The mainstream churches stumble along, congregations often mumbling creeds they no longer believe, trying to peddle a fuzzy
, feel-good theology that can distort and ignore the darker visions in the Bible as egregiously as the Christian Right does. The Christian Right understands the ills of American society even as it exploits these ills to plunge us into tyranny. Its leaders grasp the endemic hollowness, timidity and hypocrisy of the liberal churches. The Christian Right attacks “cultural relativism,” the creed that there is no absolute good and that all value systems have equal merit—even as it benefits, in a final irony, from the passivity of people who tolerate it in the name of cultural relativism.
The most potent opposition to the movement may come from within the evangelical tradition. The radical fundamentalist movement must fear these Christians, who have remained loyal to the core values of the Gospel, who delineate between right and wrong, who are willing to be vilified and attacked in the name of a higher good and who have the courage to fight back. Most liberals, the movement has figured out, will stand complacently to be sheared like sheep, attempting to open dialogues and reaching out to those who spit venom in their faces.
Radical Christian dominionists have no religious legitimacy.
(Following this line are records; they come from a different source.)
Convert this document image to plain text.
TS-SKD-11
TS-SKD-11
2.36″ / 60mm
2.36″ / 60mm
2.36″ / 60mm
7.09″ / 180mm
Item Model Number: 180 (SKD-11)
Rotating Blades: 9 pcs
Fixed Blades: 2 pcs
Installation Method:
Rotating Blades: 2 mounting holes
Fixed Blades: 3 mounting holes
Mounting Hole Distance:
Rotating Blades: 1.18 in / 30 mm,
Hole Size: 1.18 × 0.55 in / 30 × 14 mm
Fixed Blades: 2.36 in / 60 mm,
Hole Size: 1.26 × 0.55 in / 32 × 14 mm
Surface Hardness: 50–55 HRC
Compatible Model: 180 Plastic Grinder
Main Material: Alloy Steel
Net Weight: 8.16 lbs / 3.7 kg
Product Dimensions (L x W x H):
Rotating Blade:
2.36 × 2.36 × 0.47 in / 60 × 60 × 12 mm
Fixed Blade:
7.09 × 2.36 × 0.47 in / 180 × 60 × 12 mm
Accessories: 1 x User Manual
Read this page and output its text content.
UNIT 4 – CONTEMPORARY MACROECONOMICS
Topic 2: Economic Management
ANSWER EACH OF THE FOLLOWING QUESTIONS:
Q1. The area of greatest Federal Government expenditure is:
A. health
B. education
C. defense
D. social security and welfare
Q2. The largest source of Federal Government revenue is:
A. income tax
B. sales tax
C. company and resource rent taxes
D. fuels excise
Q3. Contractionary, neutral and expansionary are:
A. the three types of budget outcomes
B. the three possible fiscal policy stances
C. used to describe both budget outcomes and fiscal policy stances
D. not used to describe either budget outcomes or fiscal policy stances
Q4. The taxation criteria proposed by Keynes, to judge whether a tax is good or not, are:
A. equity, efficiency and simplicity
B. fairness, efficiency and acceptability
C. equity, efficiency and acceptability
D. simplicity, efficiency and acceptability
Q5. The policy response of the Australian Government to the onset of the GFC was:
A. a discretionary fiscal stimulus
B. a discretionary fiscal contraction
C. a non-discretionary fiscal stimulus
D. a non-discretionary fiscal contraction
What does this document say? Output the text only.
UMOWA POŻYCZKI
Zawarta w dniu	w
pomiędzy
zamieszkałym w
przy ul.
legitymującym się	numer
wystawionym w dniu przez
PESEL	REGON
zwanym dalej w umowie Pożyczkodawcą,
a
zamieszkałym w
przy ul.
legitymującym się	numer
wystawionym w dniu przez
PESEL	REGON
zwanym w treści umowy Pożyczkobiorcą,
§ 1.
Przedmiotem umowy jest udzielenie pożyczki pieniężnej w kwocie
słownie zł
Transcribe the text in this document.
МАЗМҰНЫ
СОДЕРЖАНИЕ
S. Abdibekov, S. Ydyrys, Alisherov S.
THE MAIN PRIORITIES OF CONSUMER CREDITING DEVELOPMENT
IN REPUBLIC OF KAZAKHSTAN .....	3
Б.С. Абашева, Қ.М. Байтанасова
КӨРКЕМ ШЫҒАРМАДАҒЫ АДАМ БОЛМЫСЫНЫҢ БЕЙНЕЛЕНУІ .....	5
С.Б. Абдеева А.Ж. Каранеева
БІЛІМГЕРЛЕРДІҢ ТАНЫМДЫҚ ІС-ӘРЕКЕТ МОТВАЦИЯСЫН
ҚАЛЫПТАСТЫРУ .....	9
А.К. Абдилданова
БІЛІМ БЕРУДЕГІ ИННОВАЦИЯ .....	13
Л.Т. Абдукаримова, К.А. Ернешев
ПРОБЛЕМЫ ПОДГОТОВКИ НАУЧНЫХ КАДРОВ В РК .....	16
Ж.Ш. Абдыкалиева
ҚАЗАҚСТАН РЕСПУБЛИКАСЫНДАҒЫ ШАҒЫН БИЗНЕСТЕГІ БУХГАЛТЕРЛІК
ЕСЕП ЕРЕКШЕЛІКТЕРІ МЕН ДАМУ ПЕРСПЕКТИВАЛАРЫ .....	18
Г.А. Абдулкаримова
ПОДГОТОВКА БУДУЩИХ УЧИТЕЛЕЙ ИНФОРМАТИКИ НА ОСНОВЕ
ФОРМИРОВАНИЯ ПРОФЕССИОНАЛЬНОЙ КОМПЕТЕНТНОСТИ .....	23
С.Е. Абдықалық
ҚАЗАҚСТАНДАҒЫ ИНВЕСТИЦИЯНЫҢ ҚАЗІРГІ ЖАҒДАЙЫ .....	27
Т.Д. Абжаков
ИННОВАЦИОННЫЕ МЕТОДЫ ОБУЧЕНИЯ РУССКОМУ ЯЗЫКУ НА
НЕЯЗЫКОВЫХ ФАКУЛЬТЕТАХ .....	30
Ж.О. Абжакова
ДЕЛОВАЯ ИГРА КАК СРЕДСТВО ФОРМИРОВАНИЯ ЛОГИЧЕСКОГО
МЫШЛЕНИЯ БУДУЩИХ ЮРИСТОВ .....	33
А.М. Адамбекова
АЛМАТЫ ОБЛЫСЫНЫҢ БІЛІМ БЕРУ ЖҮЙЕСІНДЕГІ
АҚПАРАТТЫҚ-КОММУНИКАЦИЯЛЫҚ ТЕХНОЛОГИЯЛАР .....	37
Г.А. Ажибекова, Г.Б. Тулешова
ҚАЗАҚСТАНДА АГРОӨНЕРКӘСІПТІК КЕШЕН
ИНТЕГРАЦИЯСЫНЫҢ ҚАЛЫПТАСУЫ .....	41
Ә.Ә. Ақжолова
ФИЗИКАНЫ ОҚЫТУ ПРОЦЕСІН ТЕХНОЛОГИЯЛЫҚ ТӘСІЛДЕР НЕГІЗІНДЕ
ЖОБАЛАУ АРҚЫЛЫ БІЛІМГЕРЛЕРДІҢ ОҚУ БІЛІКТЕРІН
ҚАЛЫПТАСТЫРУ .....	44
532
They are manipulating Christianity, and millions of sincere believers, to build a frightening political mass movement with many similarities with other mass movements, from fascism to communism to the ethnic nationalist parties in the former Yugoslavia. It shares with these movements an inability to cope with ambiguity, doubt and uncertainty. It creates its own “truth.” It embraces a world of miracles and signs and removes followers from a rational, reality-based world. It condemns self-criticism and debate as apostasy. It places a premium on action and finds its final aesthetic in war and apocalyptic violence.